I recently spent New Year with my family in Scotland, the memory of which makes me shudder. I’m not shuddering about being with my family, of course, but shuddering at the physical discomfort that New Year in Scotland inevitably entails – pummelling wind, unrelenting rain, numbing cold and generally all the greyness, dreichness and shiteness that the Scottish mid-winter can muster.
How different it seems from another sort of New Year I’ve experienced lately – Buddhist New Year in Sri Lanka, where I’ve been living since 2014. This takes place over three days starting with the first full-moon-day in April. And in Sri Lanka, April is a month when the daytime temperature is in the thirties and the air feels so toastingly hot that you want to shower after spending two minutes out on your balcony.
One Buddhist New Year, my partner and I found ourselves in the Sri Lankan city of Kandy. On the first day of the holiday we wondered what we could do with ourselves because we assumed everything would be shut. Then, after making enquiries, we learned that Kandy’s famous Royal Botanical Gardens, just beyond the edge of town, were open that day.
Stupidly, I assumed that these ‘botanical gardens’ would be like the ones you find in the United Kingdom, i.e. with their tropical plants sealed off from the brutal British elements behind thick glass walls and beneath thick glass roofs; growing safely in an artificially-created tropical climate. But when we arrived at the gates of Kandy’s botanical gardens, the truth dawned on me. The gardens here don’t need to be kept indoors in an artificial tropical climate. This is Sri Lanka. It has a tropical climate. D’uh!
Thus, these botanical gardens are proper gardens, outdoors.

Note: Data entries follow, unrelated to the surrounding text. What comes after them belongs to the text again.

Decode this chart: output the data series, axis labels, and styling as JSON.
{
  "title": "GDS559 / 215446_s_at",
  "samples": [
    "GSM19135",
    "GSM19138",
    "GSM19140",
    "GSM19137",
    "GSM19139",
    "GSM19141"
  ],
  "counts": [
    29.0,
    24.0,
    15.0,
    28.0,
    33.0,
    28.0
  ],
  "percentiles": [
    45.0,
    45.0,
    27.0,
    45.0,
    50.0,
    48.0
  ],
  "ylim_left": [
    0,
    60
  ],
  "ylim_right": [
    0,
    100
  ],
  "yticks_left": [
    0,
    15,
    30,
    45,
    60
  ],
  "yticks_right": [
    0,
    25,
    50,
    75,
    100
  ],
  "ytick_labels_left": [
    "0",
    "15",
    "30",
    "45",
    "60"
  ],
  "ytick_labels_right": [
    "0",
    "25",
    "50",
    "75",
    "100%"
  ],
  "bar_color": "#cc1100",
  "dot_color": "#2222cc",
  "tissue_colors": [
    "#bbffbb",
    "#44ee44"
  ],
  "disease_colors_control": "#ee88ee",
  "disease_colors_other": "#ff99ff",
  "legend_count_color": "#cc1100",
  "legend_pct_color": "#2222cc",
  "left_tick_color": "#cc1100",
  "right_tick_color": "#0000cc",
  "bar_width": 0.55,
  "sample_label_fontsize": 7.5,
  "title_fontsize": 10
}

As we wandered about the gardens, certain features caught our attention. Passing through the bamboo thickets was a surprisingly aesthetic experience – as it penetrated between the bars of their walls, the sun made hypnotic patterns of long straight shadows. Unfortunately, though, the effect was vitiated somewhat by the amount of graffiti that’d been carved onto the bamboo shafts.
Other highlights included a tree called mora excelsa, a hulking brute of a thing with amazing roots. Tall and narrow as they spread out below the trunk, the roots didn’t just divide the surrounding ground into segments but formed high walls between them. Syrgus romanzoffiana, which originated in South America, was a tall, super-straight tree with a trunk like a pole. And coryphe umbraculifera, found in Sri Lanka and India, stood at heights of up to 80 feet and was supposedly the biggest of the world’s palm trees. My notebook entries that day also mention ‘spiky, pineapple-y and vaguely triffid-esque things’ and ‘weird sinister growths with yellow-white buds, light-brown flowers and round coconut-like fruit, whose tangled tendrils enclose the trunks of trees.’
Somewhere during our circuit of the grounds, we saw tall, slim and weirdly-curved coniferous trees, forming wavy patterns in the distance. One had a curious, cloven comb at its top.
At one point too, we encountered a broad meadow, a couple of feet above which battalions of butterflies were fluttering madly. I tried to photograph the scene but, alas, these butterflies proved as ephemeral and elusive as vampires or J.D. Salinger – their images just refused to be captured on film.
It was a delightful place to explore. However, after tramping around the gardens for a few hours in the gruelling heat, we both got mightily thirsty and hungry – and we were less than pleased to discover that the one part of the place that was closed because of the holiday was its shop, café and restaurant facilities. Thank God we thought to bring umbrellas with us as protection against the sun. But at least a New Year associated with extreme heat, dehydration and sunstroke made a change from one associated with hypothermia.
Meanwhile, I hope you all had a Happy New Year, no matter what climate it was spent in.